Reducing coherence overhead and boosting performance of high-end SMP multiprocessors running a DSS workload

  • Authors:
  • Pierfrancesco Foglia;Roberto Giorgi;Cosimo Antonio Prete

  • Affiliations:
  • Dipartimento di Ingegneria dell'Informazione, Università di Pisa, Via Diotisalvi 2, 56126 Pisa, Italy;Dipartimento di Ingegneria dell'Informazione, Università di Siena, Via Roma 56, 53100 Siena, Italy;Dipartimento di Ingegneria dell'Informazione, Università di Pisa, Via Diotisalvi 2, 56126 Pisa, Italy

  • Venue:
  • Journal of Parallel and Distributed Computing
  • Year:
  • 2005

Quantified Score

Hi-index 0.00

Visualization

Abstract

In this work, we characterized the memory performance-and in particular the impact of coherence overhead and process migration-of a shared-bus shared-memory multiprocessor running a DSS workload.
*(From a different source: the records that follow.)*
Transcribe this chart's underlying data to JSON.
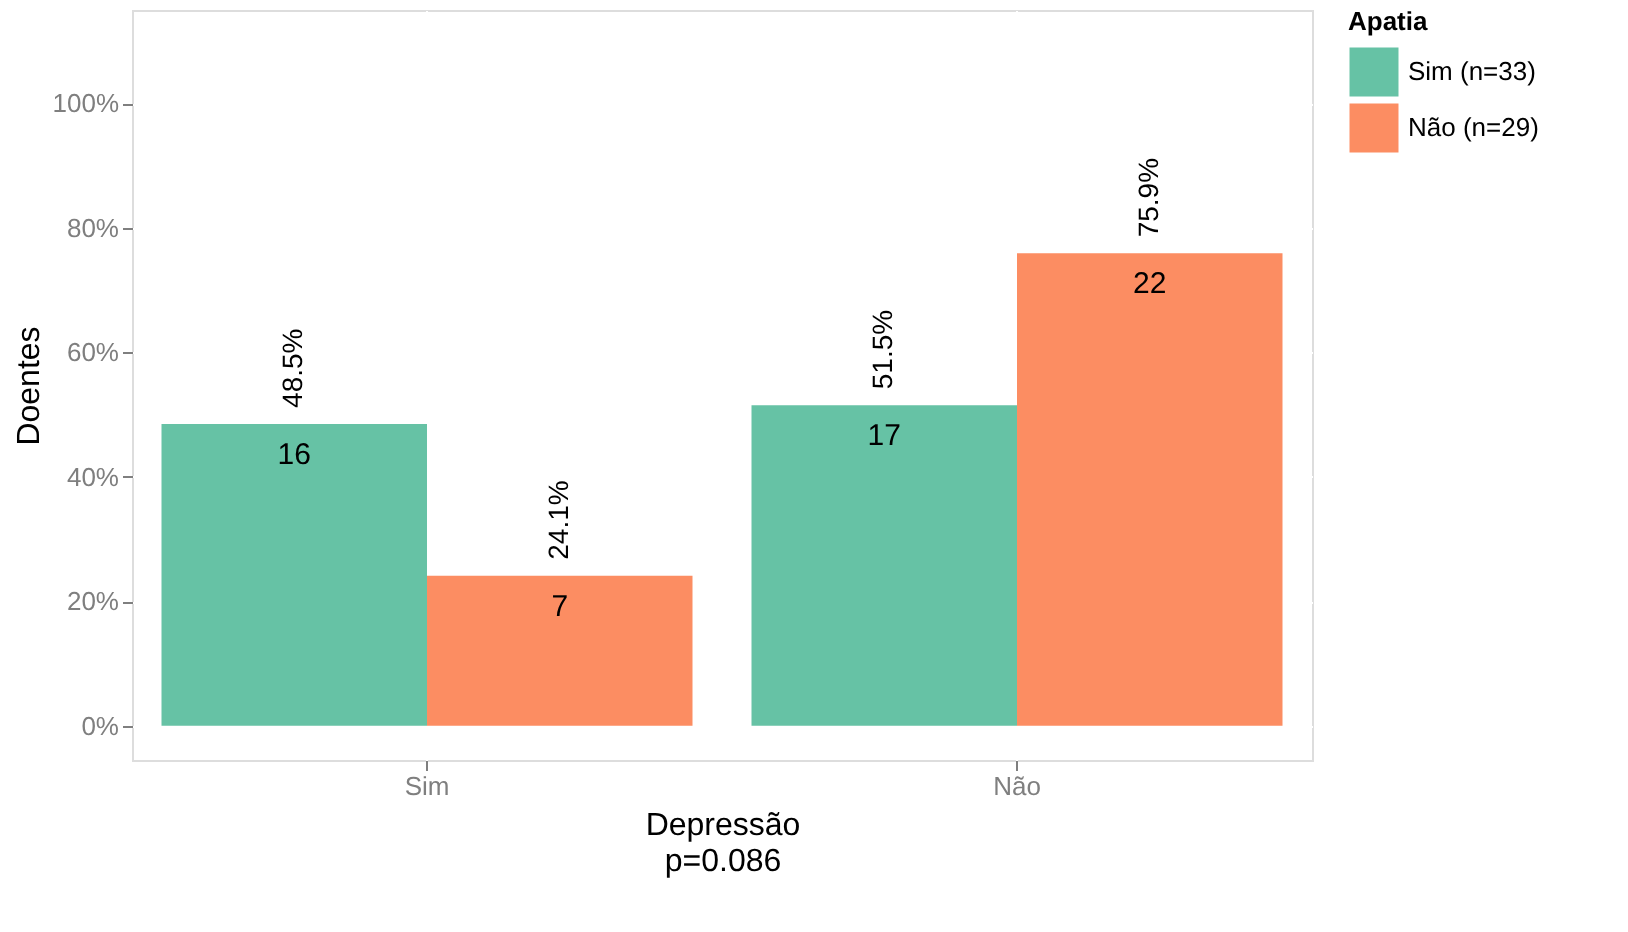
{
  "chart_data": {
    "type": "bar",
    "xlabel": "Depressão",
    "ylabel": "Doentes",
    "legend_title": "Apatia",
    "categories": [
      "Sim",
      "Não"
    ],
    "series": [
      {
        "name": "Sim (n=33)",
        "color": "#66c2a5",
        "values": [
          48.5,
          51.5
        ],
        "value_labels": [
          "48.5%",
          "51.5%"
        ]
      },
      {
        "name": "Não (n=29)",
        "color": "#fc8d62",
        "values": [
          24.1,
          75.9
        ],
        "value_labels": [
          "24.1%",
          "75.9%"
        ]
      }
    ],
    "ylim": [
      -5.5,
      115
    ],
    "yticks": [
      {
        "value": 0,
        "label": "0%"
      },
      {
        "value": 20,
        "label": "20%"
      },
      {
        "value": 40,
        "label": "40%"
      },
      {
        "value": 60,
        "label": "60%"
      },
      {
        "value": 80,
        "label": "80%"
      },
      {
        "value": 100,
        "label": "100%"
      }
    ],
    "grid": true,
    "legend": "right",
    "annotations": [
      "16",
      "7",
      "17",
      "22",
      "p=0.086"
    ]
  }
}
When the number of processors is increased in order to achieve higher computational power, the bus becomes a major bottleneck of such architecture. We evaluated solutions that can greatly reduce that bottleneck. An area where this kind of optimization is important regards data base systems. For this reason, we considered a DSS workload and we setup the experiments following TPC-D specifications on the PostgreSQL DBMS in order to explore different optimizations on same kind of workloads as evaluated in the literature. In this scenario, we compare possible solutions to boost performance and we show the impact of process migration on coherence overhead. We found that the consequences of coherence overhead and process migration on performance are very important in machines with 16 or more processors. In this case, even little sharing, as in DSS applications, can become crucial for system performance. Another important result of our analysis regards the interaction between the coherence protocol and the scheduler. The basic cache affinity scheduling is useful in reducing migration, but it is not effective in every load condition. Specific coherence protocols can help reduce the effects of process migration, especially in situations when the scheduler cannot apply the affinity requirement. In these conditions, the use of a write-update protocol with a selective invalidation strategy for private data improves performance (and scalability) of about 20% with respect to a classical MESI-based solution. This advantage is about 50% in the case of high cache-to-cache transfer.